Debate de urgência sobre a Política Comum de Pescas
Intervenção do Deputado Rodeia Machado
1 de Julho de 2003

 

Senhor Presidente,
Senhores membros do Governo,
Senhoras e Senhores Deputados,

Quando em Junho de 2002, o Grupo Parlamentar do Partido Comunista Português, trouxe a debate no Plenário da Assembleia da República, a questão da revisão da Política Comum de Pescas, tinha e tem razões para estar preocupado, com tal matéria em sede da União Europeia.

Com efeito, a revisão da Política Comum de Pescas aprovada pela União Europeia, para entrar em vigor em Janeiro de 2003 comportava já no seu seio uma tentativa de liberalização das águas nacionais, que na altura referimos, com, manifestos prejuízos para os pescadores e armadores que o mesmo é dizer, com manifestos prejuízos para os interesses nacionais.

Hoje, tal como há cerca de um ano atrás, estamos confrontados desta vez, com uma proposta de regulamento, por parte da Comissão, bastante mais gravosa e preocupante do que no início era previsível, que a ser aprovada abriria o nosso mar, das 12 às 200 milhas.
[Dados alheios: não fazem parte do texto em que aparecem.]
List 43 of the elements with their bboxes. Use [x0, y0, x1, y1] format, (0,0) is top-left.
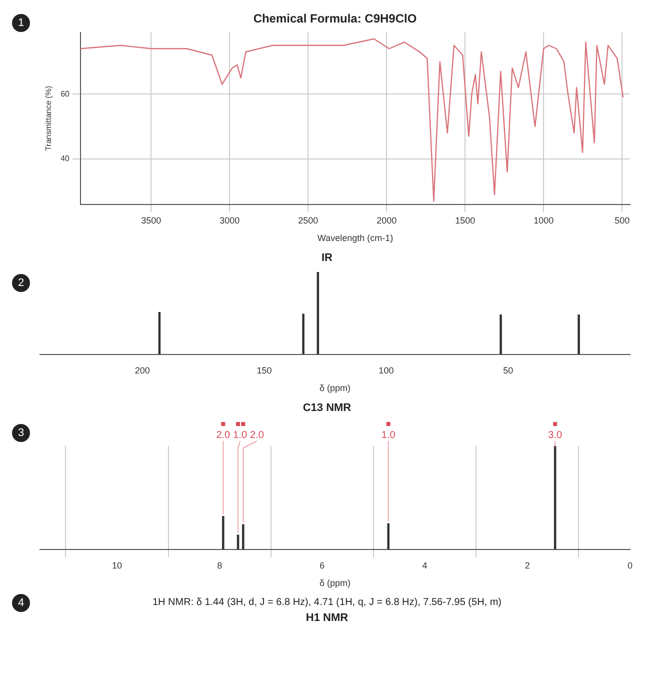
text: 3 [12, 424, 30, 442]
x-tick-label: 2500 [298, 215, 318, 226]
text: 4 [12, 594, 30, 612]
y-tick-label: 60 [60, 89, 70, 98]
y-axis-title: Transmittance (%) [44, 86, 54, 151]
bar [578, 314, 580, 354]
x-tick-label: 10 [112, 560, 122, 570]
bar [222, 516, 224, 550]
annotation: 2.0 [216, 430, 231, 441]
x-tick-label: 500 [614, 215, 630, 226]
x-tick-label: 150 [256, 365, 272, 376]
x-tick-label: 1500 [455, 215, 476, 226]
x-tick-label: 100 [378, 365, 394, 376]
text: 2 [12, 274, 30, 292]
x-tick-label: 2000 [376, 215, 397, 226]
x-axis-title: δ (ppm) [319, 578, 351, 588]
x-tick-label: 3500 [141, 215, 162, 226]
x-tick-label: 3000 [220, 215, 240, 226]
y-tick-label: 40 [60, 154, 70, 164]
x-tick-label: 8 [217, 560, 222, 570]
annotation: 3.0 [548, 430, 562, 441]
chart-title: Chemical Formula: C9H9ClO [253, 12, 417, 26]
x-tick-label: 50 [503, 365, 514, 376]
text: C13 NMR [302, 402, 352, 414]
x-tick-label: 200 [134, 365, 150, 376]
bar [302, 314, 304, 354]
annotation: 2.0 [250, 430, 264, 441]
text: IR [322, 252, 332, 264]
annotation: 1.0 [233, 430, 248, 441]
bar [387, 523, 390, 550]
x-axis-title: δ (ppm) [319, 383, 351, 394]
text: H1 NMR [306, 612, 348, 624]
annotation: 1.0 [381, 430, 396, 441]
x-tick-label: 4 [422, 560, 428, 570]
x-tick-label: 2 [524, 560, 530, 570]
x-tick-label: 6 [320, 560, 325, 570]
text: 1 [12, 14, 30, 32]
bar [500, 314, 502, 354]
text: 1H NMR: δ 1.44 (3H, d, J = 6.8 Hz), 4.71 (1H, q, J = 6.8 Hz), 7.56-7.95 (5H, m) [152, 597, 502, 608]
x-tick-label: 1000 [534, 215, 554, 226]
x-axis-title: Wavelength (cm-1) [317, 233, 394, 244]
x-tick-label: 0 [627, 560, 633, 570]
bar [242, 524, 244, 550]
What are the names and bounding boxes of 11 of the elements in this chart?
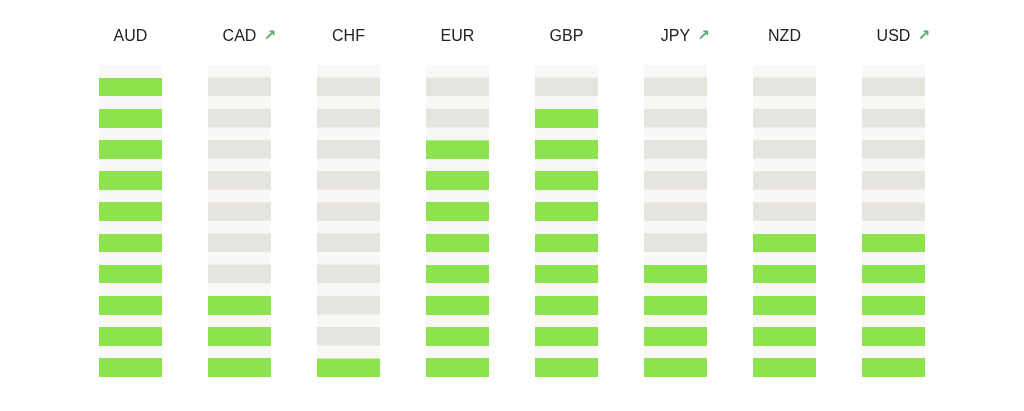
text: ↗ xyxy=(917,26,930,45)
x-tick-label: CHF xyxy=(332,27,366,45)
text: ↗ xyxy=(263,26,276,45)
x-tick-label: CAD xyxy=(222,27,257,45)
x-tick-label: GBP xyxy=(549,27,584,45)
x-tick-label: AUD xyxy=(113,27,148,45)
x-tick-label: USD xyxy=(876,27,911,45)
text: ↗ xyxy=(697,26,710,45)
x-tick-label: NZD xyxy=(768,27,801,45)
x-tick-label: JPY xyxy=(660,27,691,45)
x-tick-label: EUR xyxy=(440,27,475,45)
E nada nos garante que, depois, se não possa abrir a própria zona das doze milhas.

Esta proposta é inaceitável, pelas consequências que daí adviriam para os interesses nacionais, ou seja, seria o desastre total para as pescas portuguesas, o abandono da nossa actividade piscatória, por escassez de recursos dentro de algum tempo, e pelo manifesto desequilíbrio entre a frota espanhola e a frota portuguesa..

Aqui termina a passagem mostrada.